I wanted to build the Twitter client I'm using to write this thread (lasttweetinaws.com) on Graviton, but half the regions it's deployed to don't support Graviton Lambda functions. That's the kind of "fun" thing you only find out mid-deployment.

"It's hard to imagine how big 97 Zetabytes really is."

No, but I can tell you how much retail pricing would be to store it in S3. "All the money." AND DO NOT SEND IT TO THE INTERNET!

Data management is an increasing problem.
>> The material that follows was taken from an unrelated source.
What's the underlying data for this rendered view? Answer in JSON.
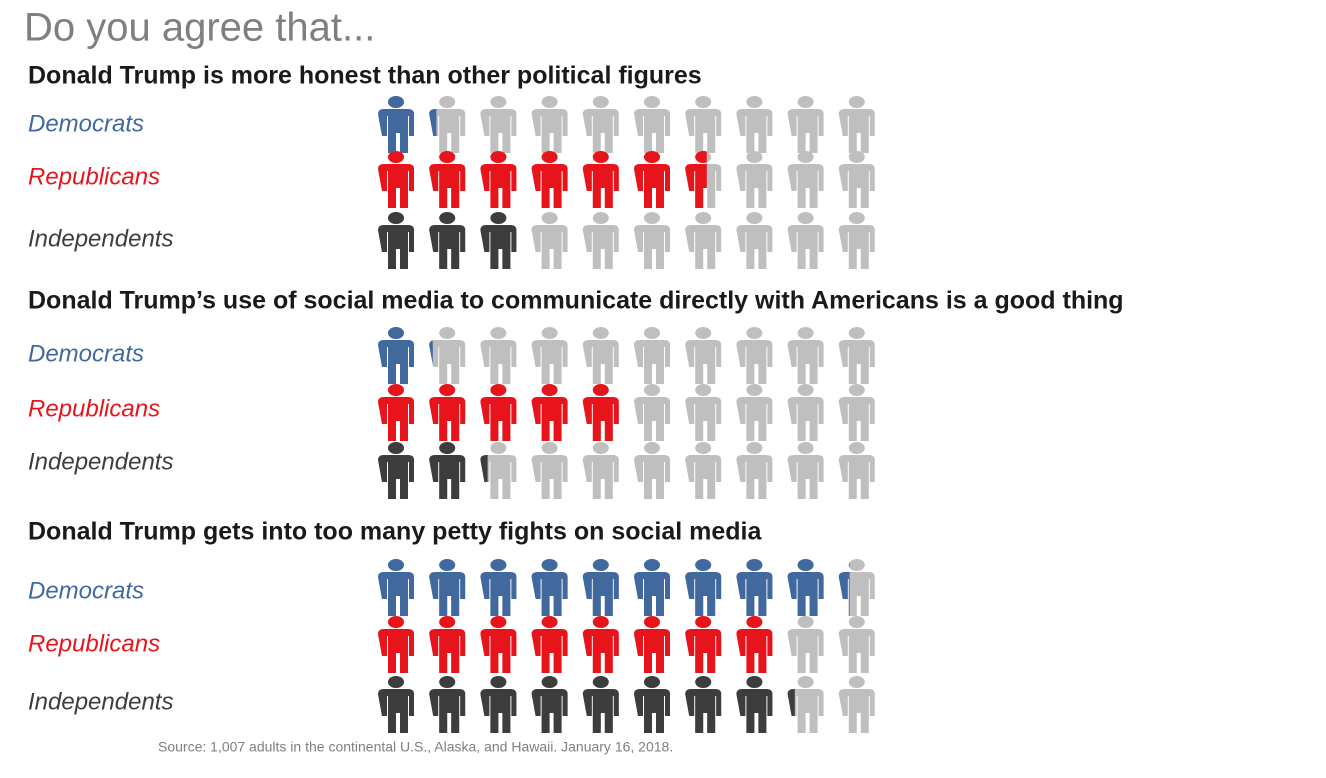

We used to have a natural cleaning function in the form of "failed drives" and "datacenter fires, some of them suspicious." @awscloud has solved for those so now we have to think about these things ourselves.

Honestly, my data strategy is "throw it into S3 Intelligent Tiering and wait," they'll generally innovate on that way faster than I will myself.

Eagerly awaiting an AWS Analytics Service to tell me which AWS Analytics Service to use.

ANNOUNCEMENT: Amazon Redshift Serverless is GA today.

"We built Amazon QuickSight in 2016 from the ground up." @aselipsky promptly decamped to go turn @tableau into a rocketship.

I make fun of QuickSight. I pay for Tableau.

I *want* QuickSight to be better than it is. I want to use it! I don't want to pay Tableau / Salesforce *more than my @awscloud bill* just for a BI solution!

I'll go into it later, but the newly announced @awscloud Cloud Wan service's pricing is so byzantine / horrible that *I cannot find a way to work it into a screenshot*. More to come on that front.

And as seemingly happens every time there's an #awssummit in the Javits center, a protestor starts screaming incoherently in the back. @thebeebs recovers *excellently*.

No, no, no. "Training 25 million people in Machine Learning®" is the wrong answer, "making it usable enough to use without training" is the right one.

But teaching the next generation is laudable.

Now talking about the DeepRacer League. My money's on @mosescj58 sneaking his actual race-car onto the track.

Now another guest speaker. Elliott Cordo (Head of Data at @CapsuleCares) talking about modernizing the pharmacy experience.

"Day One Analytics" are apparently a necessary part of a microservices architecture. That's not snark, it's an observation.

SageMaker for predict refills but never the SageMaker bill itself.

I'm expecting the keynote conclusion to be @thebeebs and a celebrity customer coming out, touching fingers, and just like the Apple U2 album we all get a surprise downloaded instantly into our @awscloud bills.

Spare a thought for all of the @awscloud employees here putting on the #awssummit instead of being able to spend Prime Day at home with their families.

ANNOUNCEMENT: Amazon DevOps Guru's Log Anomaly Detection is now GA. Now you can pay an @awscloud service to ignore your logs rather than ignoring them manually the way you do today.

"As @werner would say, Now Go Build(tm)." @thebeebs inadvertently conducted a masterclass in how to give a dynamite engaging keynote to many thousands of people.

I hope and expect to see him on the keynote stage again soon.